DIE ZWINGENDE ZEITERFASSUNG

Okt. 2022

Ausgangslage
Mit Urteil vom 13.09.2022 setzte das BAG neue Maßstäbe hinsichtlich der Zeiterfassung in Arbeitsverhältnissen. In Deutschland bestehen verschiedene Modelle der wöchentlichen Arbeitszeit, wie etwa die Gleitzeit oder Schichtarbeit. Regelmäßig werden hierbei Arbeitszeiten zuverlässig erfasst, sowohl im Interesse des Arbeitgebers als auch des Arbeitnehmers.
Jedenfalls die bisher teilweise herangezogene Vertrauensarbeitszeit gehört spätestens seit dem aktuellen BAG-Urteil vom 13.09.2022 – 1 ABR 22/21 der Vergangenheit an. Angekündigt hat sich diese Entwicklung zwar bereits mit der Entscheidung des EuGH vom 14.05.2019 – C 55/18. Nachdem das BAG aber eigentlich nur über das Initiativrecht des Betriebsrates zur Einführung eines Zeiterfassungssystems zu entscheiden hatte, war die ausgelöste Tragweite der Entscheidung jedoch nicht absehbar.
Der EuGH verankerte mit seiner Entscheidung vom 14.05.2019, dass die Art. 3, 5 und 6 der RL 2003/88/EG des Europäischen Parlaments und des Rates vom 04.11.2003 über bestimmte Aspekte der Arbeitszeitgestaltung im Licht von Art. 31 II GRCh sowie von Art. 4 I, Art. 11 III und Art. 16 III der RL 89/391/EWG des Rates vom 12.06.1989 über die Durchführung von Maßnahmen zur Verbesserung der Sicherheit und des Gesundheitsschutzes der Arbeitnehmer bei der Arbeit dahin auszulegen sind, dass sie der Regelung eines Mitgliedstaats entgegenstehen, die nach ihrer Auslegung durch die nationalen Gerichte die Arbeitgeber nicht verpflichtet, ein System einzurichten, mit dem die von einem jeden Arbeitnehmer geleistete tägliche Arbeitszeit gemessen werden kann.

Entscheidungsinhalt
Das BAG stellte fest, dass ein Initiativrecht des Betriebsrates ausscheiden muss. Zurückzuführen sei dies auf die ohnehin bestehende Pflicht des Arbeitgebers, entsprechend den Vorgaben des EuGH, ein System einzurichten und zu betreiben, mit dem die Arbeitszeiten der Arbeitnehmer zuverlässig erfasst werden. Das Initiativrecht scheide jedenfalls dort aus, wo das Gesetz bereits eine abschließende Regelung beinhaltet. Diese Regelung finde sich laut der Entscheidung des BAG nunmehr in § 3 Abs. 2 Nr. 1 ArbSchG.
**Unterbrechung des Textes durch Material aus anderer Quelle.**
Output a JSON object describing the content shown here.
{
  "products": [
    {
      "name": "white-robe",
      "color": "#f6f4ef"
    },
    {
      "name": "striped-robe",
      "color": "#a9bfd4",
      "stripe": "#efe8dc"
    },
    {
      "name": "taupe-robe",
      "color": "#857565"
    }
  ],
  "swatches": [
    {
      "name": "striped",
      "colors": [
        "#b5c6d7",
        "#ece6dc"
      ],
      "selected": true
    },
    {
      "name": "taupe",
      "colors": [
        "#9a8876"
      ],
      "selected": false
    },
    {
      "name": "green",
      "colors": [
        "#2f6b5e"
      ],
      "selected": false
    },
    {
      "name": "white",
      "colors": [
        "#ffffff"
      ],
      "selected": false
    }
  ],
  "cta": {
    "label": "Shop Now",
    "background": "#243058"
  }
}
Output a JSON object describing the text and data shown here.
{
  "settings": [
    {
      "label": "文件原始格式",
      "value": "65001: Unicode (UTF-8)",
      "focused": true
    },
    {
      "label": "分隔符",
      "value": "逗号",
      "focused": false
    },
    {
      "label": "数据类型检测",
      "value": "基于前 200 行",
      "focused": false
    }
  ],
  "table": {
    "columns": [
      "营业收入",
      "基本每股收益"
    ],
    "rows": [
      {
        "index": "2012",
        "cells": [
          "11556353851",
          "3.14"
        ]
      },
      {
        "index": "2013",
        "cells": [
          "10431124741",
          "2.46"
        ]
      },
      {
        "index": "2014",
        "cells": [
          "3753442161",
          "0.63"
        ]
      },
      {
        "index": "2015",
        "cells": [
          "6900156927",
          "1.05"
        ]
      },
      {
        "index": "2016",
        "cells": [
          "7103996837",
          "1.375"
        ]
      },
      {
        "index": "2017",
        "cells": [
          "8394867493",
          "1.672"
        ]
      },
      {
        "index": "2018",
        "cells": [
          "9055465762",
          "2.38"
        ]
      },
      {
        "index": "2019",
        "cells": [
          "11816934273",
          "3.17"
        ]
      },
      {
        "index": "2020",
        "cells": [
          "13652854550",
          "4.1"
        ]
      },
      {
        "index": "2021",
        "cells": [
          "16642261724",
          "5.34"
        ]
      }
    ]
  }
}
Einschlag auf die Praxis der Arbeitswelt
Nachdem der Gesetzgeber seit dem Urteil des EuGH vom 14.05.2019 untätig geblieben ist, hat das BAG die Angelegenheit letztlich selbst in die Hand genommen und damit umgesetzt, was seit dem Stechuhr-Urteil längst überfällig war. Somit steht fest, dass die gesetzliche Verpflichtung des Arbeitgebers besteht, ein System einzurichten und zu unterhalten, das die Zeiterfassung zuverlässig und objektiv ermöglicht. Arbeitgeber, die ein solches System also bisher nicht betreiben, verhalten sich gesetzeswidrig. Entsprechend ist der bestehende Betriebsrat nach § 89 Abs. 1 BetrVG verpflichtet, die für den Arbeitsschutz zuständigen Behörden durch Anregung, Beratung und Auskunft zu unterstützen. Die zuständige Behörde ist folglich zur Anordnung berechtigt und die Bußgeld- und Strafvorschriften der §§ 25, 26 ArbSchG rücken weiter in den Vordergrund. Der Betriebsrat verliert insoweit auch sein Mitbestimmungsrecht nach § 87 Abs. 1 BetrVG, wenn ein Verwaltungsakt den Arbeitgeber zur Vornahme oder Unterlassung einer bestimmten Maßnahme verpflichtet.

Hinweise für die Praxis
Nachdem das BAG die Politik mit diesem Einschlag wachgerüttelt hat, kommt diese langsam in die Gänge. Bereits erste Ankündigungen zu einer für alle Seiten angemessenen Lösung ließen sich vernehmen. Bis diese Lösung den Weg in die Gesetze findet, sind Arbeitgeber allerdings weiterhin zur Einführung und Unterhaltung eines allumfassenden Zeiterfassungssystems verpflichtet. Es ist also schnelles Tätigwerden anzuraten.